If someone says to you “Oh your work is decorative and lacks any meaning…” your response would be…?
A decoration is a symbol too, though perhaps not a strong answer to its ‘mothering’ problem.
Tell us about your studio environment (too big, too small, enough storage or not, the light, the position, how you found it etc)?
My studio is shared with the bike shed, the storage shed, the garden shed, the tool shed… so I work in the garden and the lounge room a lot.
Otto Dix the German artist said (in part)… “All art is exorcism…” Is that the case for you? If so how…
No, but I don’t think I have his problems…
Do the seasons affect your work or work habits?
Less light in the Tasmania winter means I work less on close work, and less overall.
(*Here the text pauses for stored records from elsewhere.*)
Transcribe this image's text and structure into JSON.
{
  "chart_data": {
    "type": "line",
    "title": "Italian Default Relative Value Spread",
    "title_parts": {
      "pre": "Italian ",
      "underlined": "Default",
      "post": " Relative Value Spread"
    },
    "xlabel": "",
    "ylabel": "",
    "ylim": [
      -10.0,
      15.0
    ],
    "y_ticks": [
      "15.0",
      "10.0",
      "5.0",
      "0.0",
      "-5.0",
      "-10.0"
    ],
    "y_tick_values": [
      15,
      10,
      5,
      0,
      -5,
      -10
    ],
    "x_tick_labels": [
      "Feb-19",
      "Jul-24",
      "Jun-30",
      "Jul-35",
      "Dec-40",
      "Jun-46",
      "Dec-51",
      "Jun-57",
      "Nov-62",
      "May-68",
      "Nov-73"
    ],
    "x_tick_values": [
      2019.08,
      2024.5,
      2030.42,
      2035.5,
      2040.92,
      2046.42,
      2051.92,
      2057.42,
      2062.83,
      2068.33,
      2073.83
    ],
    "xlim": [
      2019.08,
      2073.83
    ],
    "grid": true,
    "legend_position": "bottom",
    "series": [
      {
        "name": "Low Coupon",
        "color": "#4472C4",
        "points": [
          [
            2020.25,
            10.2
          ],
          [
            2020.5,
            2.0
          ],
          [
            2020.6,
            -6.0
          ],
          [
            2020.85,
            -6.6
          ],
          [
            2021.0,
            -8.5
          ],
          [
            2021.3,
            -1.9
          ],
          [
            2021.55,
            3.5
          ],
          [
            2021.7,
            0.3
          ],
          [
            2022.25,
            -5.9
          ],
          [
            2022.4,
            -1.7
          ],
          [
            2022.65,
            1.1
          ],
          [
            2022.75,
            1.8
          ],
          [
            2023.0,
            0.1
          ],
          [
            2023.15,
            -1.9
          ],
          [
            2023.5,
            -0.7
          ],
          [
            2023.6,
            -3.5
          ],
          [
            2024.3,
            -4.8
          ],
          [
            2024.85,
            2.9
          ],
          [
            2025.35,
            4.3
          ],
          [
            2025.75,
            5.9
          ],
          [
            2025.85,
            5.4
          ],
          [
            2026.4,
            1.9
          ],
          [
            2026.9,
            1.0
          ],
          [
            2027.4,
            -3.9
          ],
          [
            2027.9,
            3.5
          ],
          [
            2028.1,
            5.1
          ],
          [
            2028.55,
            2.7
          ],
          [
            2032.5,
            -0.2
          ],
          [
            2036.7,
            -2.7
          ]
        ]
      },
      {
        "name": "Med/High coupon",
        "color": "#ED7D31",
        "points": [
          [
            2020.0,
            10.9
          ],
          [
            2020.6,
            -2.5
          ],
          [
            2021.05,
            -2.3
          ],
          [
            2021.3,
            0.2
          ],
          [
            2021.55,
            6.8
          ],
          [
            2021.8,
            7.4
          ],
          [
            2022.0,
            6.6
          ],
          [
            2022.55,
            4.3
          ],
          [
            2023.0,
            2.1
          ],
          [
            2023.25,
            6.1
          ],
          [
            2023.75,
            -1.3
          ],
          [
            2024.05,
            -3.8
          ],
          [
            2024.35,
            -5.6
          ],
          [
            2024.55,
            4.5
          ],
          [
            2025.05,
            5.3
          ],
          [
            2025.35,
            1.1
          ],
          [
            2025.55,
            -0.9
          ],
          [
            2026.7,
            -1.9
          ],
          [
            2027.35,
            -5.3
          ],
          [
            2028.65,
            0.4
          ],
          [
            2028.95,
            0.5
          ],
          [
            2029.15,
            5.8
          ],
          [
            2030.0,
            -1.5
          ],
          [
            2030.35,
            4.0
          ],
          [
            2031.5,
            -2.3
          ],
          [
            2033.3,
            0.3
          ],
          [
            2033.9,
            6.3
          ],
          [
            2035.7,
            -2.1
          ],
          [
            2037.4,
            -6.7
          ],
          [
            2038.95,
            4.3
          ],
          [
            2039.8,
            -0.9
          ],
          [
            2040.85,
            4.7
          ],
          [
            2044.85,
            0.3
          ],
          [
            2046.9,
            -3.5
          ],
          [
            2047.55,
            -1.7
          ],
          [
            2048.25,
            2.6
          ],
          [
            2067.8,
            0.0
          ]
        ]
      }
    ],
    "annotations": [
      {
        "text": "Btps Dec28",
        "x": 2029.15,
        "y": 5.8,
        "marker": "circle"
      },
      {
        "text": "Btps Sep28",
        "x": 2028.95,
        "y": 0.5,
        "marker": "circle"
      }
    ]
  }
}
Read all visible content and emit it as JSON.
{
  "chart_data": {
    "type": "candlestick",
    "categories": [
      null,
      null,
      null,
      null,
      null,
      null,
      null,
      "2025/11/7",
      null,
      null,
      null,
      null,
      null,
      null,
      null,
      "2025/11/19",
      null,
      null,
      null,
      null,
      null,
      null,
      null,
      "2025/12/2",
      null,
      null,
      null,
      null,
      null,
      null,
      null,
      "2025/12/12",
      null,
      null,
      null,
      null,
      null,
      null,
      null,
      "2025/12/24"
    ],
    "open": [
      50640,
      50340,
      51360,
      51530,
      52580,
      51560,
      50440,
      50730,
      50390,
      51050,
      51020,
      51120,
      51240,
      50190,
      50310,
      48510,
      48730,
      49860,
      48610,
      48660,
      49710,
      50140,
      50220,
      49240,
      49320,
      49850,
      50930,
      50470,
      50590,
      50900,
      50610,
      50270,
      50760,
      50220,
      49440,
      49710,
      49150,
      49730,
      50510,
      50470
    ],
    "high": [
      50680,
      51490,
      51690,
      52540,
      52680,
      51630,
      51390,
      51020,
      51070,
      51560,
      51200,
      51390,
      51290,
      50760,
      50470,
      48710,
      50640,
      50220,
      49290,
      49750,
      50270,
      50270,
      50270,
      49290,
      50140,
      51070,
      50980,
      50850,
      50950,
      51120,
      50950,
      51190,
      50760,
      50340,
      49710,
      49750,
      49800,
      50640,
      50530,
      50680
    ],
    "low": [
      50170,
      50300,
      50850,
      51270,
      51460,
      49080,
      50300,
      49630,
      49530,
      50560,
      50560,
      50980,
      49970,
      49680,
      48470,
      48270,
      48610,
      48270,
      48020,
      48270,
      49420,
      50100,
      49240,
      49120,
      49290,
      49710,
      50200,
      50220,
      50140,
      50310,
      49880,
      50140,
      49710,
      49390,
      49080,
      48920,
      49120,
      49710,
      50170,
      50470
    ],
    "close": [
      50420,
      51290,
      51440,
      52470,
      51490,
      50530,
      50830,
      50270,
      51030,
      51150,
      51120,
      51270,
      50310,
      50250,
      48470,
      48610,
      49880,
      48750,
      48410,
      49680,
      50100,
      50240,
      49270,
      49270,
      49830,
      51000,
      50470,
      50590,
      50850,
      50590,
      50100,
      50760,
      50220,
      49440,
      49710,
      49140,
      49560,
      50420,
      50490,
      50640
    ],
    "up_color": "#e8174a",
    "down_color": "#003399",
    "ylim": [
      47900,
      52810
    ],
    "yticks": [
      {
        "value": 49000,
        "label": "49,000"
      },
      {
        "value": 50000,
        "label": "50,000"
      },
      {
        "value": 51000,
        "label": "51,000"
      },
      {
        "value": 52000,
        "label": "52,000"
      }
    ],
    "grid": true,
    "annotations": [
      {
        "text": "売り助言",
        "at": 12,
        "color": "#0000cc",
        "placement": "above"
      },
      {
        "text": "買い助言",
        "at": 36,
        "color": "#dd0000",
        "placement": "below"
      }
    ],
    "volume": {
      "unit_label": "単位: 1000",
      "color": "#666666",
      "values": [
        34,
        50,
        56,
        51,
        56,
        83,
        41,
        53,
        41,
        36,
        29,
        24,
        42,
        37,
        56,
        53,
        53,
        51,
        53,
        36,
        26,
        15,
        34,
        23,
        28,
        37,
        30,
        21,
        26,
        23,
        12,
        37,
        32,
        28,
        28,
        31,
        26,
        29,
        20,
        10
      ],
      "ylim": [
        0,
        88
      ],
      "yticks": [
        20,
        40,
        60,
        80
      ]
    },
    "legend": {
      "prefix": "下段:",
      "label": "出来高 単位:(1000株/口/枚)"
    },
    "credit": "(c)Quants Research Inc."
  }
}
But generally the light easily makes up for this at other times.
Some say a measure of an artwork is the ability for it to hold a persons attention or cause the viewer to come back after an initial glance and become captivated by the work, is that so for your works or an intention of yours?
I hope so. It needs to be fascinating in order to work. If they don’t want to steal it, it’s not art.
People around you (family friends etc.) what would they say about the way you work, the moods you have, your life as an artist etc?
“Shhh, I’m working.” “Sorry, what was that, I was working.”
What is more important to you in your work, content or technique, concept or product?
The problem created and solved in a substantial form is most important.
How important is society, culture and or history to your work?
These problems are everything.
Technology (websites and social networking sites to name a few) has become an important marketing tool for many industries and individuals, what are your thoughts from a “You Inc” perspective and your art sensibility.
I think everyone should have a personal website in order to back up their online identity. It need not be anything more than stable contact point.
Do you work from life, or from photographs or from imagination or some other method?
I combined the museums’ documentation and identification with imagination.
When you create your work is it somehow an emotional relief as you do it or at the end?
No, it’s an intelligible rush.
How many artworks do you produce in a year?
20-30+ Started. 10-20 finished, so far.
How often do you work in the studio?
Everyday.
How long do your works usually take to complete?
Weeks.
What did your prices start off at?
$500.
Can you respond to this quote “Anyone who is half assed about art should get out.” (Janet Fish).
My arses are the artefacts best feature.